Since Kelley took over in 2003, the Bruins have won two state and six conference championships. But the 2011 Bruins can do what no other PA squad has done: go undefeated while winning a state championship.
Class 4A's top-ranked Bruins (7-0 headed in Friday's 7-4A conference title showdown with Malvern) average 51 points a game, even though many starters played only the first half of four games.
Senior quarterback Fredi Knighten (5-11, 190) drives the machine, completing 151 of 201 passes (75 percent) this season for 2,396 yards and a state-best 36 TDs. He's also rushed for more than 400 yards and six TDs. Arkansas State and Louisiana Tech have offered Knighten a scholarship, although more than a dozen other schools continue to evaluate him, including Colorado, Kansas, Louisiana-Monroe, Purdue and Tulsa.
"He's good enough to play anywhere in the country," says Kelley, who has coached more than 10 Division I signees, including Arkansas Razorback running back Broderick Greene and former Cincinnati Bengal Jonathan Luigs. "He's (Knighten) hoping for a bigger school to offer him at quarterback. I'm trying to get the bigger schools to look at him as a slotback or a Wildcat quarterback. I have no doubts that he can play quarterback or any other position at a big school. I tell everyone who asks that he's a special athlete, the best I've ever coached."
Knighten earned all-state honors after throwing for 4,318 yards and 53 TDs last year, his first ever to play QB. Knighten has thrown only four interceptions this fall. "He knows when to run with the ball and when to pass it," the coach says.
Knighten isn't the only reason college recruiters blaze a path to Pulaski Academy. Senior tackle Jason King (6-4, 305) owns scholarship offers from Colorado, Kansas and Purdue. He's also getting interest from most schools in the Southeastern Conference, including Arkansas. King dominates defenders with his strength (350-pound bench press) and 5.2 speed. "He finishes on every play," Kelley says. "Whether it's a combo block or a pancake, he finishes it and gets to the second level. We've got game film of him pancaking one guy, then pancaking another, then running downfield and blocking someone else. He never quits."
Senior receiver Kendall Bruce (5-11, 180) paces Pulaski Academy with 36 catches, 662 yards and eight TDs this year.
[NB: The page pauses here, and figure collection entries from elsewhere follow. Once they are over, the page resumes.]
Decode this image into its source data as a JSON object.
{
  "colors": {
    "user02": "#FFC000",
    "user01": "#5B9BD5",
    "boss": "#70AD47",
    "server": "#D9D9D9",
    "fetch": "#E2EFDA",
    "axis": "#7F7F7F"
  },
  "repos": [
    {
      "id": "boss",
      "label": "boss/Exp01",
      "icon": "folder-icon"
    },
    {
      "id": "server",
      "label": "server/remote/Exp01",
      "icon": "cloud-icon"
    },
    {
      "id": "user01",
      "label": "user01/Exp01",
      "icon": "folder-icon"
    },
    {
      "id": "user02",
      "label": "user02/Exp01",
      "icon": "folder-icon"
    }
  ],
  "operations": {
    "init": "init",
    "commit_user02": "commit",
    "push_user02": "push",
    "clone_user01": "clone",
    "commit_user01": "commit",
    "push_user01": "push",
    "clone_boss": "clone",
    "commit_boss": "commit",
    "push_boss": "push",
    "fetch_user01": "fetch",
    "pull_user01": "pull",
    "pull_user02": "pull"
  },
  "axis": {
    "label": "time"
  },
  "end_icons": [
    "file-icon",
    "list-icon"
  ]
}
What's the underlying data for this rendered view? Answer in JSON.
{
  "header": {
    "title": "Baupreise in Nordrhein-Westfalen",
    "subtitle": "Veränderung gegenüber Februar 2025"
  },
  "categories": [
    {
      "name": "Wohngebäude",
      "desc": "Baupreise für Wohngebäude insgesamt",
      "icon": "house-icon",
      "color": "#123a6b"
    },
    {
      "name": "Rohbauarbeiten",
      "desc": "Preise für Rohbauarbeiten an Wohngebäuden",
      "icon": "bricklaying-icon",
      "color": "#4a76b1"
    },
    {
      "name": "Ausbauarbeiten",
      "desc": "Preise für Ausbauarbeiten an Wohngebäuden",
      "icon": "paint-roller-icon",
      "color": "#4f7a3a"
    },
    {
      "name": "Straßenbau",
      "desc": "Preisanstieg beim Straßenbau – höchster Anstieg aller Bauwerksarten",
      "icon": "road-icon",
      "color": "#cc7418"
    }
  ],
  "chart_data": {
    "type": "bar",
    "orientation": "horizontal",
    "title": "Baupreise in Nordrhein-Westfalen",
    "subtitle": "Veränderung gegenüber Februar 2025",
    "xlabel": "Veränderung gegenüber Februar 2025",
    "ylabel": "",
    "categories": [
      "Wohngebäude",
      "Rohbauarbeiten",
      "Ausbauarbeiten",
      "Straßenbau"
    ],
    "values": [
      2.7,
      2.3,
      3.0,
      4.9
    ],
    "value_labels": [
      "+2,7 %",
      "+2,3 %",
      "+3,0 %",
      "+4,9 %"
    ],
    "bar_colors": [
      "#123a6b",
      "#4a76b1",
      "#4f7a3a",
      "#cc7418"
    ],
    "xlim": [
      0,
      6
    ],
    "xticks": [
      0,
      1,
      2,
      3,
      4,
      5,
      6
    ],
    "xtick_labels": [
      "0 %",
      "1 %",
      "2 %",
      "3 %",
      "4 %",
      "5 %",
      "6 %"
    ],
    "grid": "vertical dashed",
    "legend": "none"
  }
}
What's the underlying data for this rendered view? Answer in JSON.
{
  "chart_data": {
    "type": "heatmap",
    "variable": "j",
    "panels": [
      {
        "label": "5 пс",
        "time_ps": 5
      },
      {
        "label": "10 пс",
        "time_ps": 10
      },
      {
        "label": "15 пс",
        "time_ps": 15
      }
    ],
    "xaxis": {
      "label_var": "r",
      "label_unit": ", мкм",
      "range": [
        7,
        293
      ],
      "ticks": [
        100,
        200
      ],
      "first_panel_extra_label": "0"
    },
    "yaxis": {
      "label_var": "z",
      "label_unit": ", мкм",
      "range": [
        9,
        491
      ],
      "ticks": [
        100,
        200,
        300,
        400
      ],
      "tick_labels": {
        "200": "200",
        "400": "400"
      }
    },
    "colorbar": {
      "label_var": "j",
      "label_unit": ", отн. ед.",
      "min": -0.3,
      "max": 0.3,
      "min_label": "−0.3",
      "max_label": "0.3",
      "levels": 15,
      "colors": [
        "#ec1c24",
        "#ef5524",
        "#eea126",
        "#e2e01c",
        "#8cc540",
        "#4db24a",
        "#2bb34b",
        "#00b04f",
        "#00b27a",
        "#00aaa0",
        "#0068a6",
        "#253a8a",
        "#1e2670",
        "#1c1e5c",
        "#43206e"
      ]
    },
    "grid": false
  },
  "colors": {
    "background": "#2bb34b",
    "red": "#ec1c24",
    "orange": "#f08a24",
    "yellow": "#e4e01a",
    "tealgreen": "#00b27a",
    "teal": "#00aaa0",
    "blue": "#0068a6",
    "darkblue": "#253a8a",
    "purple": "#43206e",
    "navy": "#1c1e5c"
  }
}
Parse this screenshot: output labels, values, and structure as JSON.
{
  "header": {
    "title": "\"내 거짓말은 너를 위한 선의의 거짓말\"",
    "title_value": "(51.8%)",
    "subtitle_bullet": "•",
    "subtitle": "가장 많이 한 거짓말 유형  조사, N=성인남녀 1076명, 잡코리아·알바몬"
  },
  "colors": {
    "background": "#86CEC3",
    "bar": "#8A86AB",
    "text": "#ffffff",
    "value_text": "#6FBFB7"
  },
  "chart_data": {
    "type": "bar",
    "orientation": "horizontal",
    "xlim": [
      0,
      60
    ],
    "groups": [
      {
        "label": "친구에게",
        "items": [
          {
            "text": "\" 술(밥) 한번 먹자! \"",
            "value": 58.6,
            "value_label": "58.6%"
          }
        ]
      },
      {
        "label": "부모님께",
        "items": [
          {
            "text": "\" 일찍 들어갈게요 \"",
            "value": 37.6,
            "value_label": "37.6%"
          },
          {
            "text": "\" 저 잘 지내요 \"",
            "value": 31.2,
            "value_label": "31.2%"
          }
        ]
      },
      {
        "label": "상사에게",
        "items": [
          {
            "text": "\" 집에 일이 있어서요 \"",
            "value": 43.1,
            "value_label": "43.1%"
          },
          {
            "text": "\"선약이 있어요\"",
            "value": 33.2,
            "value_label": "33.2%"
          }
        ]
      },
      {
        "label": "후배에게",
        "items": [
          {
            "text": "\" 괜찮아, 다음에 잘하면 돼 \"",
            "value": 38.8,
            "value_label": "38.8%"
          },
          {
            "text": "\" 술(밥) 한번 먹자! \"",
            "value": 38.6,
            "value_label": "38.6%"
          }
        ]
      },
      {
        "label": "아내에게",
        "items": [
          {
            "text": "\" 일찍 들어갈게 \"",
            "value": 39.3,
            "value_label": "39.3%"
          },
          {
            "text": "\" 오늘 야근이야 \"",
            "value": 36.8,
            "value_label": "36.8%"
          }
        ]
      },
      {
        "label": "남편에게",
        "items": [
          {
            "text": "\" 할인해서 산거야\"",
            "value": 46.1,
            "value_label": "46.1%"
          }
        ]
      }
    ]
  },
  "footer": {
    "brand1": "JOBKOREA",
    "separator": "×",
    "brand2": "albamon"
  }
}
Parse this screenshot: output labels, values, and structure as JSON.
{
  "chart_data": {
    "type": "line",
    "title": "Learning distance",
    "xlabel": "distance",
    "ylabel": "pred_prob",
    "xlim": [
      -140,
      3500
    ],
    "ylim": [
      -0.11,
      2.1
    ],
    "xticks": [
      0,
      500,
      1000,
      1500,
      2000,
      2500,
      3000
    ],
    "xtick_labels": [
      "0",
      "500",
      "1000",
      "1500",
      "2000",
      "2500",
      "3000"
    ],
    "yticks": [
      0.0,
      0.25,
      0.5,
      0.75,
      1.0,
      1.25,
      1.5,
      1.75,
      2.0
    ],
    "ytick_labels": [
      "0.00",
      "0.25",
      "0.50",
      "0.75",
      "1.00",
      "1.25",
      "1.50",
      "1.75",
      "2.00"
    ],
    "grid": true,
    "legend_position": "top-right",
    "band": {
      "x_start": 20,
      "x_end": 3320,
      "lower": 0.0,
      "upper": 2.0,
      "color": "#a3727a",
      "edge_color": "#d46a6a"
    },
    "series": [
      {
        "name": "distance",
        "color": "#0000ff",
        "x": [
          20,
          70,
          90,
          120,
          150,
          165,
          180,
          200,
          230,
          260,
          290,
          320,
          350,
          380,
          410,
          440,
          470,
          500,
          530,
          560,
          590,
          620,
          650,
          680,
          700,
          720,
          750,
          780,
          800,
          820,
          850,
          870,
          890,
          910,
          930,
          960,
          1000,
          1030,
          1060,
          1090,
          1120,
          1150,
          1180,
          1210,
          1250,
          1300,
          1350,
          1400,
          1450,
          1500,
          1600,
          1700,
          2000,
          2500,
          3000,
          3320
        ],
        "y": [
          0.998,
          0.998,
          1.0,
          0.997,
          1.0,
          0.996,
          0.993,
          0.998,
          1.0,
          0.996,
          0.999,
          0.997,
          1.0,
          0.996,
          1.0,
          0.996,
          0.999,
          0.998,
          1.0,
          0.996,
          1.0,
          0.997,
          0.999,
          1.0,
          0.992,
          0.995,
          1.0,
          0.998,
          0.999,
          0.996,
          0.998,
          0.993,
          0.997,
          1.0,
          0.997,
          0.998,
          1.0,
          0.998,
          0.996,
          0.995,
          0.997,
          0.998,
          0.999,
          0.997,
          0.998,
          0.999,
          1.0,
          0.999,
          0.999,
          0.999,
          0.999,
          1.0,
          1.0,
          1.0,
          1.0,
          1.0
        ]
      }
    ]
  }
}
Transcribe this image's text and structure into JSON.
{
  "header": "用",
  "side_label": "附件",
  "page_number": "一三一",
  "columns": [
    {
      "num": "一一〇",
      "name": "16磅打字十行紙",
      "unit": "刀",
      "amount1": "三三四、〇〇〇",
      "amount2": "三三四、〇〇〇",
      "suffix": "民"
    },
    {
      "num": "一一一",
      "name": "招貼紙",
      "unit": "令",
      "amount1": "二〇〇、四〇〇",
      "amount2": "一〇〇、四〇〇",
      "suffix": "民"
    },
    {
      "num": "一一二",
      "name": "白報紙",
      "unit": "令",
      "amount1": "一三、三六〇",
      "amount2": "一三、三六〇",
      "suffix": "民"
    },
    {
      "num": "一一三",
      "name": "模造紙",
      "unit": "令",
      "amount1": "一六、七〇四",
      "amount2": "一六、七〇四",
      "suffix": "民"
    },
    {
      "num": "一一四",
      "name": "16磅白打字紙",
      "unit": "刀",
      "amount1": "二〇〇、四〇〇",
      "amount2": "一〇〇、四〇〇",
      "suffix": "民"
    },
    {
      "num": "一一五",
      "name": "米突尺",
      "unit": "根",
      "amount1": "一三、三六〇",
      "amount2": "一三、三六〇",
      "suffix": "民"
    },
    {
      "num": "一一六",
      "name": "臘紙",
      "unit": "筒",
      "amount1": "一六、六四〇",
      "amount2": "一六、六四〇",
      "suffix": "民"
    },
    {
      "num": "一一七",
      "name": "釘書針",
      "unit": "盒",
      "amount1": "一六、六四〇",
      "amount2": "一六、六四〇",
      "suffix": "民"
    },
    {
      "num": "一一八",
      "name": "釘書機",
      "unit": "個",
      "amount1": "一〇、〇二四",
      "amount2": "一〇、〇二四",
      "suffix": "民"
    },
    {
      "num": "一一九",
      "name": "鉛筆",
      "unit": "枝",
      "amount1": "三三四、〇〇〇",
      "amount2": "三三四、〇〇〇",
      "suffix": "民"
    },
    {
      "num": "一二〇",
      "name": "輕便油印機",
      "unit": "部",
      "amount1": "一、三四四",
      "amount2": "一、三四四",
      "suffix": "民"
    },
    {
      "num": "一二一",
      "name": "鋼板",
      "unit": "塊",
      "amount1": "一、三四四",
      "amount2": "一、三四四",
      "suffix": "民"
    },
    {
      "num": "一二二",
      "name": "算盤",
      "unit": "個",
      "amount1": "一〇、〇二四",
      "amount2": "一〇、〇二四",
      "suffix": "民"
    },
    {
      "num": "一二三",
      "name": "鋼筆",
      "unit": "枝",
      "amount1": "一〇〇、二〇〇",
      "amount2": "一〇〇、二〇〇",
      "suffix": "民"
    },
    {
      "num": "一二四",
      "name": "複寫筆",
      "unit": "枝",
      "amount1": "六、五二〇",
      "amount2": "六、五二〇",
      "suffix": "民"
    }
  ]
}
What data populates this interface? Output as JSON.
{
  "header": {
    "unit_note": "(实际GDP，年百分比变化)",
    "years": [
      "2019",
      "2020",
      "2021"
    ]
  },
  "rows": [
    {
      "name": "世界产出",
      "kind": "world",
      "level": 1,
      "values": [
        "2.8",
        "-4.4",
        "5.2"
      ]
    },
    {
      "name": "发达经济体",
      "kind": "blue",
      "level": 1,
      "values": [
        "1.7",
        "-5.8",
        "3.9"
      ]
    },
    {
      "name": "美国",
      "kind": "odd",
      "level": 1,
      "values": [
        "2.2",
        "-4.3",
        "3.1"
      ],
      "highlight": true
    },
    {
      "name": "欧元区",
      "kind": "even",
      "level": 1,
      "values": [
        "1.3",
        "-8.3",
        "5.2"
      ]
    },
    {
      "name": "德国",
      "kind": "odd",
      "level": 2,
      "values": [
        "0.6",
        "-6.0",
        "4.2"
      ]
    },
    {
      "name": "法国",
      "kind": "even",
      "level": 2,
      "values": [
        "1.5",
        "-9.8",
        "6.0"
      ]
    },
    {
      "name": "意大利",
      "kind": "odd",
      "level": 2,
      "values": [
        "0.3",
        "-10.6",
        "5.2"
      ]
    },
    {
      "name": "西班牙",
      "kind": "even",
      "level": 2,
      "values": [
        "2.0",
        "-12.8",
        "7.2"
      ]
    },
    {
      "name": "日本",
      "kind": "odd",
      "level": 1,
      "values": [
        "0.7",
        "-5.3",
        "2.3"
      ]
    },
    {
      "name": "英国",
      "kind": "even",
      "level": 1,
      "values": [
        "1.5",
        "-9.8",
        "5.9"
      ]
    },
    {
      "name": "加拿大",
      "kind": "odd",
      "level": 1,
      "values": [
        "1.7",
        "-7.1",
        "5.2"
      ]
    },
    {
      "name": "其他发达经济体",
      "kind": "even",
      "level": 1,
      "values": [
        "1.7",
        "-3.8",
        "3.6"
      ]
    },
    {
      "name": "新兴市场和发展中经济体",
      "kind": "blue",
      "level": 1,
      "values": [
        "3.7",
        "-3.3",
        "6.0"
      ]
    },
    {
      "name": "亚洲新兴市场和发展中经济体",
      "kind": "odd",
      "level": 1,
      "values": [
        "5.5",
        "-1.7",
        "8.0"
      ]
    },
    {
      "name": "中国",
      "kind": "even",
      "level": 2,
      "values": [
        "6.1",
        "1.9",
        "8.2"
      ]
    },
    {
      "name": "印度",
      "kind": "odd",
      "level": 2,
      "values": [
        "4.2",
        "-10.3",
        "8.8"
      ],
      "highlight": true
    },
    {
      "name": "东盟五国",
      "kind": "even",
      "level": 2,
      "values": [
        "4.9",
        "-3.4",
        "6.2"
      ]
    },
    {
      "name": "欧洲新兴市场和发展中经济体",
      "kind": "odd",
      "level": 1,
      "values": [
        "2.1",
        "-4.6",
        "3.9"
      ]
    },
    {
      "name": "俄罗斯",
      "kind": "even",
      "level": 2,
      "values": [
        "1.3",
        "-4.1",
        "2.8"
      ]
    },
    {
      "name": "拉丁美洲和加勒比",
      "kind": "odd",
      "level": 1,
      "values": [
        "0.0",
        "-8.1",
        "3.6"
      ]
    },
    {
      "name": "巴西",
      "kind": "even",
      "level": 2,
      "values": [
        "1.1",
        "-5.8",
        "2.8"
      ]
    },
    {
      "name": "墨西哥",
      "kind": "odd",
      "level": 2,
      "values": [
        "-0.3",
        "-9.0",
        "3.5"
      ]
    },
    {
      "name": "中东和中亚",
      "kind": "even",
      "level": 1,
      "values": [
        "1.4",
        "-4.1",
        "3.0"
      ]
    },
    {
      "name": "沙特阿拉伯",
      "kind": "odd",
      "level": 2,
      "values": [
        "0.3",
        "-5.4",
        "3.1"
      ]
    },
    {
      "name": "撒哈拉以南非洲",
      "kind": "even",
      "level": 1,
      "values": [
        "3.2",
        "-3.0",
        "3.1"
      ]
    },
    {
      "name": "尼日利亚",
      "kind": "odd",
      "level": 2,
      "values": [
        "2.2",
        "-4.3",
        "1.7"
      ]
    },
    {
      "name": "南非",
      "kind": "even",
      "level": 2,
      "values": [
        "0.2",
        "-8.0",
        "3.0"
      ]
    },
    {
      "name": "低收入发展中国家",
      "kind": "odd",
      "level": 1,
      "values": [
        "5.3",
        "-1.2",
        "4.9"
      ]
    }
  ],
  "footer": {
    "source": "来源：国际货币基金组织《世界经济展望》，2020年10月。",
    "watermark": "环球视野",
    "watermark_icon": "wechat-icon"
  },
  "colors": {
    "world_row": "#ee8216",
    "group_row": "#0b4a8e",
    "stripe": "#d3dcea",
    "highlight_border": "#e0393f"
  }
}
Most Division II schools in the state are interested in Bruce.
Seniors Jeremy Brady (6-0, 195) and Aum'Arie Wallace (6-1, 185) form one of the top safety tandems in the state, maybe even the entire country. "Nobody will throw at them," Kelley says.
Brady (41 tackles; 500-pound squat) committed to Tulsa in the summer. Wallace (43 tackles, one interception) has an offer from Central Arkansas. Louisiana-Monroe, Louisiana Tech and Memphis are among the schools that may offer Wallace later this fall. "Tulsa wants him, but they don't want to recruit two safeties," Kelley says. "They might take both Brady and Wallace, and convert one of them to be an offensive player."
But PA's most-prized player won't graduate until 2013. Junior receiver/tight end Hunter Henry (6-5, 235) already owns offers from Arkansas, Arkansas State, Auburn, Ole Miss and Tennessee, while Florida, LSU, North Carolina and Oklahoma State have expressed interest. Henry's father, former Arkansas Razorback Mark Henry, pastors Fellowship Bible Church in Little Rock. Henry has hauled in 36 catches for 529 yards and six TDs this year. "He's still learning," Kelley says. "He understands things a little better every week."
Another junior receiver, L.J. Wallace (6-0, 175), doesn't have any scholarship offers yet, but could emerge as one of the state's top recruits next season. Wallace, Aum'Arie Wallace's younger brother, has caught 29 passes for 629 yards and 11 scores this year.